По-моему, я купил ее в duty-free в аэропорту, а может, как-то протащил, уже не помню. Надеюсь, теперь меня за это не расстреляют. А если расстреляют, то потом не повесят. Помню, что икры было две банки, и, когда приехал, я эти банки выложил на стол, чувствуя себя как непрошенный и нежданный родственник из глухой провинции, который привез ненужные, как и он сам, подгнившие в дороге фрукты-овощи.

Однако я попал в яблочко, по крайней мере, с отцом. У Эжена глаза загорелись алчным огнем, а Женни скривила идеально очерченные полные и очень взрослые губы и сказала…

Я не знаю, как я понял, что она сказала, так как французского не знал ни тогда, ни сейчас. Правда, научился неплохо понимать во время своих поездок, но тут я не расшифровывал никаких корней, я просто нутром почувствовал значение сказанных слов – по интонации, хлесткой, как звук выстрела или удар кнута, и абсолютно недетской. Эжен смутился и осторожно спросил меня по-английски:

– Ты понял, что она сказала?

– Что этой икрой вы отметите мой отъезд?

– Да, извини. Ей скоро двенадцать, подростковый возраст, ты понимаешь. Она и со мной так разговаривает.

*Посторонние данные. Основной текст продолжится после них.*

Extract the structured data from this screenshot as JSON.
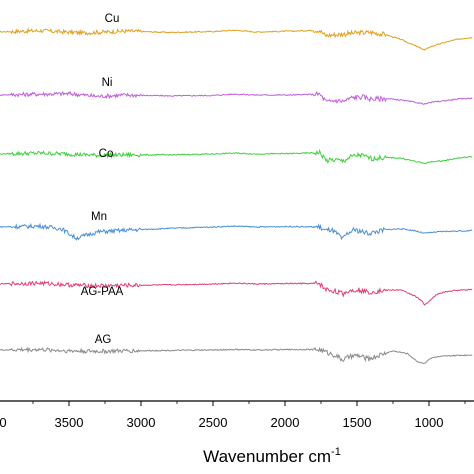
{
  "chart_data": {
    "type": "line",
    "title": "",
    "xlabel": "Wavenumber cm",
    "xlabel_superscript": "-1",
    "ylabel": "",
    "xlim": [
      4000,
      700
    ],
    "x_reversed": true,
    "x_ticks": [
      3500,
      3000,
      2500,
      2000,
      1500,
      1000
    ],
    "x_tick_labels": [
      "3500",
      "3000",
      "2500",
      "2000",
      "1500",
      "1000"
    ],
    "partial_tick_label": "0",
    "grid": false,
    "legend": "none",
    "series": [
      {
        "name": "Cu",
        "color": "#E0A020",
        "baseline": 0,
        "points": [
          [
            4000,
            0
          ],
          [
            3700,
            0.15
          ],
          [
            3400,
            -0.1
          ],
          [
            3100,
            0.1
          ],
          [
            2800,
            -0.05
          ],
          [
            2500,
            0.05
          ],
          [
            2350,
            0.2
          ],
          [
            2200,
            0
          ],
          [
            1950,
            0.1
          ],
          [
            1760,
            0.2
          ],
          [
            1720,
            -0.4
          ],
          [
            1650,
            -0.3
          ],
          [
            1580,
            -0.2
          ],
          [
            1500,
            -0.1
          ],
          [
            1400,
            -0.05
          ],
          [
            1300,
            -0.3
          ],
          [
            1200,
            -0.8
          ],
          [
            1100,
            -1.5
          ],
          [
            1030,
            -2.0
          ],
          [
            1000,
            -1.7
          ],
          [
            900,
            -1.2
          ],
          [
            800,
            -0.8
          ],
          [
            700,
            -0.6
          ]
        ]
      },
      {
        "name": "Ni",
        "color": "#C060D8",
        "baseline": 0,
        "points": [
          [
            4000,
            0
          ],
          [
            3700,
            0.1
          ],
          [
            3500,
            0.15
          ],
          [
            3300,
            -0.15
          ],
          [
            3100,
            0
          ],
          [
            2800,
            -0.1
          ],
          [
            2500,
            -0.05
          ],
          [
            2350,
            0.1
          ],
          [
            2200,
            0
          ],
          [
            1950,
            0
          ],
          [
            1760,
            0.1
          ],
          [
            1710,
            -0.8
          ],
          [
            1650,
            -0.6
          ],
          [
            1590,
            -0.7
          ],
          [
            1540,
            -0.3
          ],
          [
            1460,
            -0.2
          ],
          [
            1400,
            -0.45
          ],
          [
            1300,
            -0.4
          ],
          [
            1200,
            -0.55
          ],
          [
            1100,
            -0.8
          ],
          [
            1030,
            -1.0
          ],
          [
            980,
            -0.8
          ],
          [
            900,
            -0.65
          ],
          [
            800,
            -0.45
          ],
          [
            700,
            -0.35
          ]
        ]
      },
      {
        "name": "Co",
        "color": "#40D040",
        "baseline": 0,
        "points": [
          [
            4000,
            0
          ],
          [
            3700,
            0.1
          ],
          [
            3500,
            0
          ],
          [
            3300,
            -0.15
          ],
          [
            3100,
            -0.1
          ],
          [
            2800,
            -0.1
          ],
          [
            2500,
            0
          ],
          [
            2350,
            0.1
          ],
          [
            2200,
            0
          ],
          [
            1950,
            0.05
          ],
          [
            1760,
            0.15
          ],
          [
            1710,
            -0.75
          ],
          [
            1650,
            -0.65
          ],
          [
            1600,
            -0.8
          ],
          [
            1540,
            -0.3
          ],
          [
            1480,
            -0.1
          ],
          [
            1400,
            -0.5
          ],
          [
            1300,
            -0.4
          ],
          [
            1200,
            -0.45
          ],
          [
            1100,
            -0.8
          ],
          [
            1030,
            -1.05
          ],
          [
            980,
            -0.85
          ],
          [
            900,
            -0.75
          ],
          [
            800,
            -0.45
          ],
          [
            700,
            -0.3
          ]
        ]
      },
      {
        "name": "Mn",
        "color": "#4A90D0",
        "baseline": 0,
        "points": [
          [
            4000,
            0
          ],
          [
            3700,
            0.1
          ],
          [
            3550,
            -0.2
          ],
          [
            3450,
            -1.25
          ],
          [
            3380,
            -0.9
          ],
          [
            3300,
            -0.55
          ],
          [
            3100,
            -0.35
          ],
          [
            2800,
            -0.15
          ],
          [
            2500,
            0
          ],
          [
            2350,
            0.1
          ],
          [
            2200,
            0
          ],
          [
            1950,
            0.05
          ],
          [
            1760,
            0
          ],
          [
            1720,
            -0.4
          ],
          [
            1680,
            -0.3
          ],
          [
            1620,
            -1.0
          ],
          [
            1600,
            -1.4
          ],
          [
            1570,
            -0.8
          ],
          [
            1520,
            -0.3
          ],
          [
            1420,
            -0.7
          ],
          [
            1300,
            -0.3
          ],
          [
            1200,
            -0.2
          ],
          [
            1100,
            -0.4
          ],
          [
            1030,
            -0.7
          ],
          [
            980,
            -0.6
          ],
          [
            900,
            -0.5
          ],
          [
            800,
            -0.45
          ],
          [
            700,
            -0.4
          ]
        ]
      },
      {
        "name": "AG-PAA",
        "color": "#E04070",
        "baseline": 0,
        "points": [
          [
            4000,
            0
          ],
          [
            3700,
            0.1
          ],
          [
            3500,
            -0.1
          ],
          [
            3300,
            -0.2
          ],
          [
            3100,
            -0.15
          ],
          [
            2800,
            -0.1
          ],
          [
            2500,
            0
          ],
          [
            2350,
            0.1
          ],
          [
            2200,
            0
          ],
          [
            1950,
            0.05
          ],
          [
            1760,
            0.05
          ],
          [
            1720,
            -0.6
          ],
          [
            1650,
            -0.8
          ],
          [
            1600,
            -1.1
          ],
          [
            1560,
            -0.8
          ],
          [
            1500,
            -0.6
          ],
          [
            1420,
            -0.9
          ],
          [
            1300,
            -0.7
          ],
          [
            1200,
            -0.65
          ],
          [
            1100,
            -1.3
          ],
          [
            1050,
            -1.9
          ],
          [
            1030,
            -2.3
          ],
          [
            990,
            -1.8
          ],
          [
            950,
            -1.2
          ],
          [
            900,
            -0.9
          ],
          [
            800,
            -0.7
          ],
          [
            700,
            -0.6
          ]
        ]
      },
      {
        "name": "AG",
        "color": "#8A8A8A",
        "baseline": 0,
        "points": [
          [
            4000,
            0
          ],
          [
            3700,
            0.05
          ],
          [
            3500,
            -0.1
          ],
          [
            3300,
            -0.15
          ],
          [
            3100,
            -0.1
          ],
          [
            2800,
            -0.05
          ],
          [
            2500,
            0
          ],
          [
            2350,
            0.05
          ],
          [
            2200,
            0
          ],
          [
            1950,
            0.05
          ],
          [
            1760,
            0.05
          ],
          [
            1720,
            -0.2
          ],
          [
            1650,
            -0.6
          ],
          [
            1600,
            -1.1
          ],
          [
            1560,
            -0.8
          ],
          [
            1500,
            -0.6
          ],
          [
            1420,
            -1.0
          ],
          [
            1330,
            -0.5
          ],
          [
            1250,
            -0.1
          ],
          [
            1150,
            -0.4
          ],
          [
            1080,
            -1.3
          ],
          [
            1030,
            -1.5
          ],
          [
            1000,
            -1.0
          ],
          [
            960,
            -0.8
          ],
          [
            900,
            -0.7
          ],
          [
            800,
            -0.6
          ],
          [
            700,
            -0.55
          ]
        ]
      }
    ]
  }
}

Из самых лучших побуждений он безбожно врал: с ним она так не разговаривала. Но меня это не слишком волновало. Я понял, что лучше мне будет здесь особо не задерживаться, а пока уходить из дома пораньше, а приходить попозже. Так как это и так соответствовало моим планам, то я не очень огорчился. Сидеть в Париже дома с приятелем и его задиристой дочкой-подростком казалось мне верхом идиотизма.

Я тогда догуливал свою молодость. Точнее, гулял ее, когда она уже прошла. Настоящая молодость была почти полностью истрачена на большие и пустые любови к девушкам, которые не стоили не то что любви, а даже подходов к себе. Правда, все были на редкость красивы, и я тогда не без туповатой гордости думал, что хоть в чем-то обставил всех своих однокашников. Если не количественно, так качественно.

В те давние годы мне было чуть за тридцать, в чем я никак не мог признаться даже себе, а тем более другим, и говорил, что мне двадцать семь. И надо было внимательно следить за тем, чтобы не сказать это тем, кто меня знал в двадцать восемь и в двадцать девять, потому что эти цифры, когда они были актуальны, меня не пугали, и я тогда честно говорил, сколько мне лет, а в тридцать мне стало двадцать семь, и уже какое-то время мой возраст не менялся. Бывают в жизни и такие чудеса. Ну, как у одной героини Лермонтова из «Княгини Лиговской», которой лет семь подряд было то ли семнадцать, то ли восемнадцать или что-то в этом роде.

Эжен и Женни, кстати, знали, сколько мне, но понятно, что меня это не волновало. Они к моей стремительно убегающей молодости не имели ни малейшего отношения.

С Эженом мы познакомились, когда мне было двадцать шесть и, соответственно, мне еще нечего было скрывать, тем более, что в этом относительно юном возрасте я был заместителем директора не самого мелкого СП, которых тогда в Москве развелось, как тараканов. Как я им оказался – это отдельная малоинтересная история. Если вкратце, то я сам это называл тогда попыткой стать генералом вражеской армии, и вовсе не для того, чтобы потом с ней напасть на армию собственную и разгромить ее. Ровно наоборот. Родную армию я хотел таким образом обезопасить. А если попроще – то я полагал, что только бизнес даст мне необходимую независимость от всего и от всех, которая с самого детства была моей главной целью.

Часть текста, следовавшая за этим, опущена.